Modeling Human Skeleton Joint Dynamics for Fall Detection
Sania Zahan, Ghulam Mubashar Hassan, Ajmal Mian
TL;DR
This work addresses privacy-friendly fall detection by leveraging skeleton joints as a graph representation to capture rich spatio-temporal dynamics. It introduces a lightweight STCN framework that integrates input embedding of joint positions and velocities, a learnable-adjacency skeleton graph, and multi-path spatial-temporal convolutions (SGCN, TGCN, STCN). Across large-scale datasets (NTU 60/120 and UWA 3D), the method achieves state-of-the-art accuracy with far fewer parameters and faster inference than prior approaches, demonstrating strong generalization in cross-subject and cross-view settings.

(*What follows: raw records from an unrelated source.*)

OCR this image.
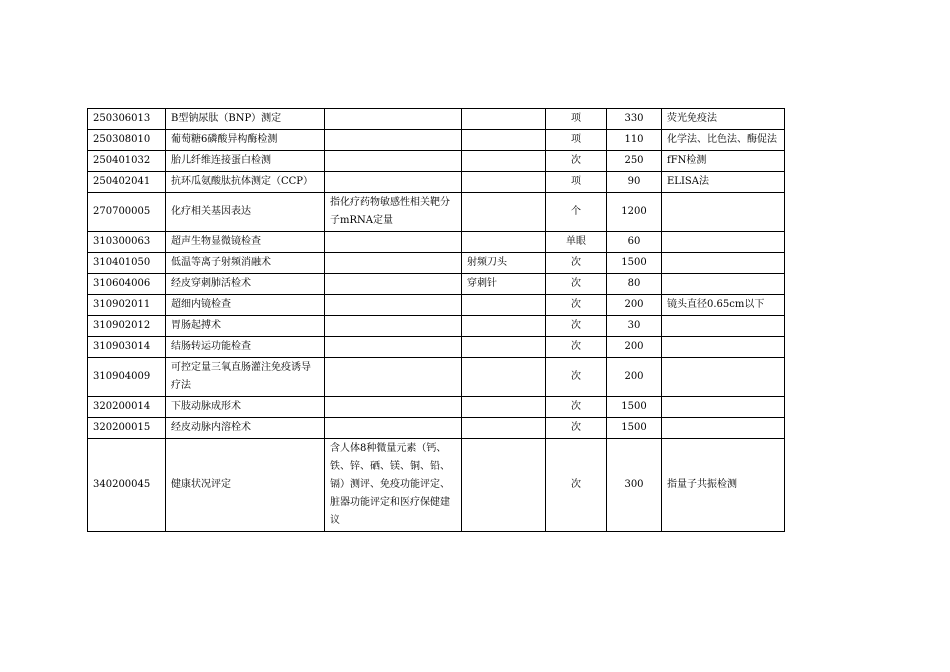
250306013	B型钠尿肽（BNP）测定			项	330	荧光免疫法
250308010	葡萄糖6磷酸异构酶检测			项	110	化学法、比色法、酶促法
250401032	胎儿纤维连接蛋白检测			次	250	fFN检测
250402041	抗环瓜氨酸肽抗体测定（CCP）			项	90	ELISA法
270700005	化疗相关基因表达	指化疗药物敏感性相关靶分子mRNA定量		个	1200	
310300063	超声生物显微镜检查			单眼	60	
310401050	低温等离子射频消融术		射频刀头	次	1500	
310604006	经皮穿刺肺活检术		穿刺针	次	80	
310902011	超细内镜检查			次	200	镜头直径0.65cm以下
310902012	胃肠起搏术			次	30	
310903014	结肠转运功能检查			次	200	
310904009	可控定量三氧直肠灌注免疫诱导疗法			次	200	
320200014	下肢动脉成形术			次	1500	
320200015	经皮动脉内溶栓术			次	1500	
340200045	健康状况评定	含人体8种微量元素（钙、铁、锌、硒、镁、铜、铅、镉）测评、免疫功能评定、脏器功能评定和医疗保健建议		次	300	指量子共振检测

The resulting approach is well-suited for privacy-preserving, real-time monitoring on embedded platforms, providing robust fall detection without exposing raw appearance data.
Abstract
The increasing pace of population aging calls for better care and support systems. Falling is a frequent and critical problem for elderly people causing serious long-term health issues. Fall detection from video streams is not an attractive option for real-life applications due to privacy issues. Existing methods try to resolve this issue by using very low-resolution cameras or video encryption. However, privacy cannot be ensured completely with such approaches. Key points on the body, such as skeleton joints, can convey significant information about motion dynamics and successive posture changes which are crucial for fall detection. Skeleton joints have been explored for feature extraction but with image recognition models that ignore joint dependency across frames which is important for the classification of actions. Moreover, existing models are over-parameterized or evaluated on small datasets with very few activity classes. We propose an efficient graph convolution network model that exploits spatio-temporal joint dependencies and dynamics of human skeleton joints for accurate fall detection. Our method leverages dynamic representation with robust concurrent spatio-temporal characteristics of skeleton joints. We performed extensive experiments on three large-scale datasets. With a significantly smaller model size than most existing methods, our proposed method achieves state-of-the-art results on the large scale NTU datasets.